AbDesign: Database of point mutants of antibodies with associated structures reveals poor generalization of binding predictions from machine learning models.
AbDesign: Database of point mutants of antibodies with associated structures reveals poor generalization of binding predictions from machine learning models.
Janusz, B.; Chomicz, D.; Demharter, S.; Arts, M.; Kanter, J. d.; Wilke, Y.; Britze, H.; Wrobel, S.; Gawlowski, T.; Dudzic, P.; Ukkivi, K.; Peil, L.; Spreafico, R.; Krawczyk, K.

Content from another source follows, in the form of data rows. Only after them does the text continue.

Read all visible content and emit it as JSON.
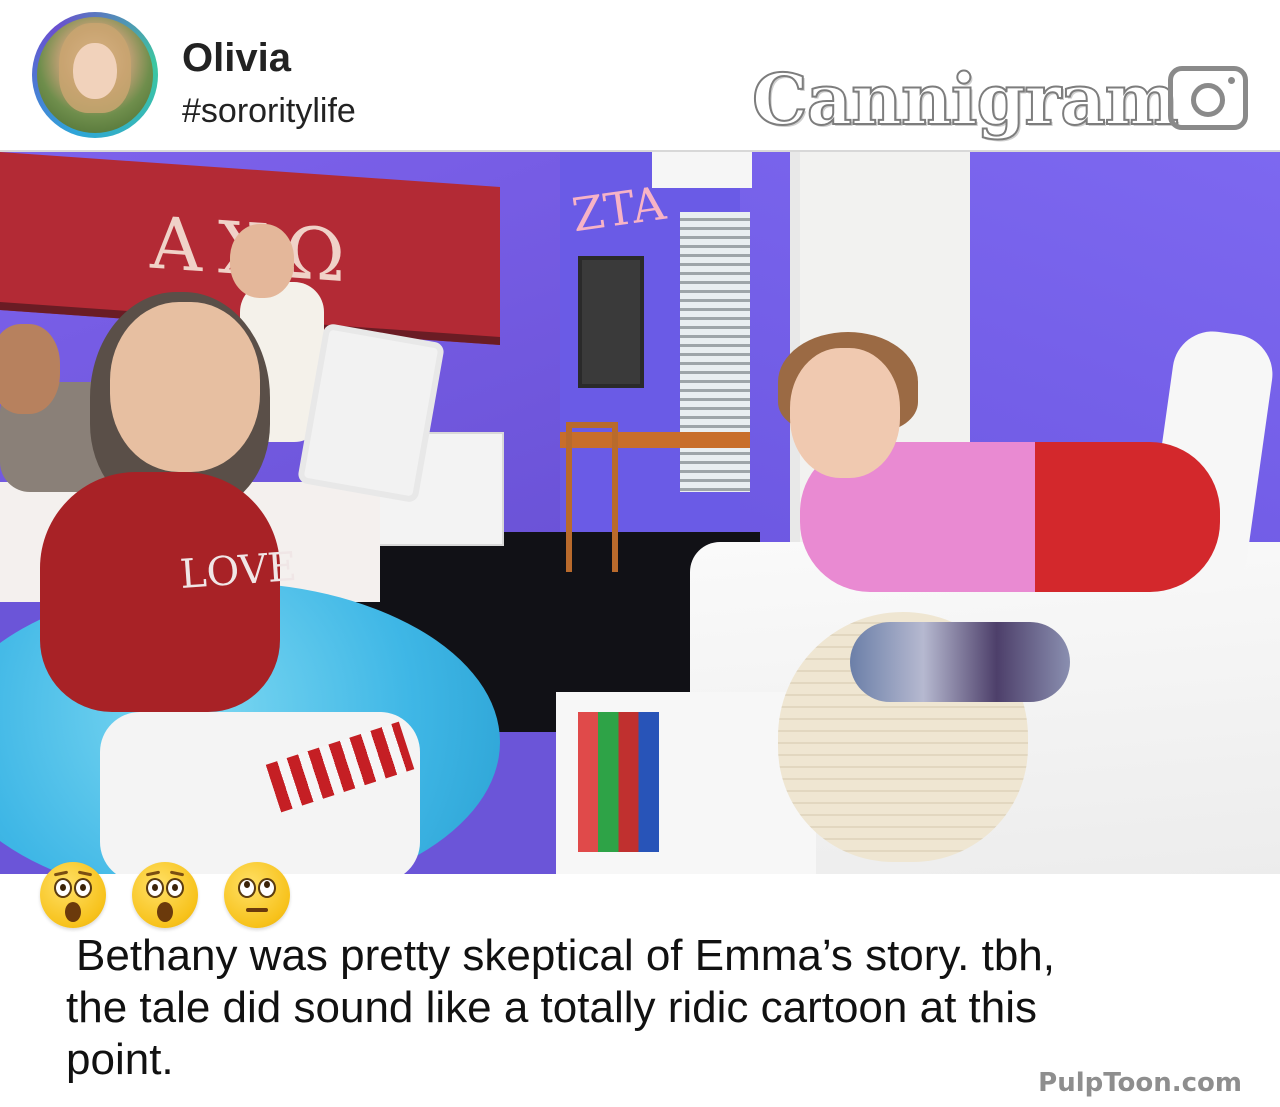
{
  "profile": {
    "username": "Olivia",
    "hashtag": "#sororitylife"
  },
  "brand": {
    "name": "Cannigram",
    "icon": "camera-icon"
  },
  "photo": {
    "banner_text": "AXΩ",
    "sign_text": "ZTA",
    "shirt_text": "LOVE"
  },
  "reactions": [
    {
      "icon": "astonished-face-emoji"
    },
    {
      "icon": "astonished-face-emoji"
    },
    {
      "icon": "face-with-rolling-eyes-emoji"
    }
  ],
  "caption": {
    "lines": [
      "Bethany was pretty skeptical of Emma’s story. tbh,",
      "the tale did sound like a totally ridic cartoon at this",
      "point."
    ]
  },
  "watermark": "PulpToon.com"
}
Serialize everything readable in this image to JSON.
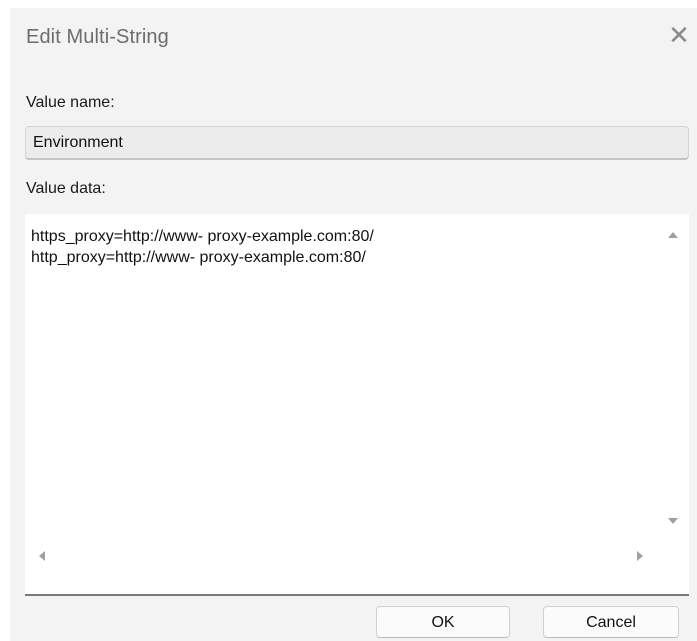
{
  "dialog": {
    "title": "Edit Multi-String",
    "close_icon": "close-icon",
    "value_name_label": "Value name:",
    "value_name": "Environment",
    "value_data_label": "Value data:",
    "value_data_lines": [
      "https_proxy=http://www- proxy-example.com:80/",
      "http_proxy=http://www- proxy-example.com:80/"
    ],
    "ok_label": "OK",
    "cancel_label": "Cancel"
  },
  "colors": {
    "dialog_background": "#f3f3f3",
    "text": "#1a1a1a",
    "title_text": "#6d6d6d"
  }
}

AbstractAntibodies are naturally evolved molecular recognition scaffolds that can bind a variety of surfaces. Their designability is crucial to the development of biologics, with computational methods holding promise in accelerating the delivery of medicines to the clinic. Modeling antibody-antigen recognition is prohibitively difficult, with data paucity being one of the biggest hurdles. Current affinity datasets comprise a small number of experimental measurements, which are often not standardized between molecules. Here, we address these issues by creating a dataset of seven antigens with two antibodies each, for which we introduce a heterogeneous set of mutations to the CDR-H3 measured by ELISA. Each of the parental complexes has a known crystal structure. We perform benchmarking of state-of-the-art affinity prediction algorithms to gauge their effectiveness. Current computational methods exhibit significant limitations in accurately predicting the effects of single-point mutations. In contrast, the older empirical, physics-based method FoldX, performs well in identifying mutants that retain binding. These findings highlight the need for more resources like the one presented here - large, molecularly diverse, and experimentally consistent datasets.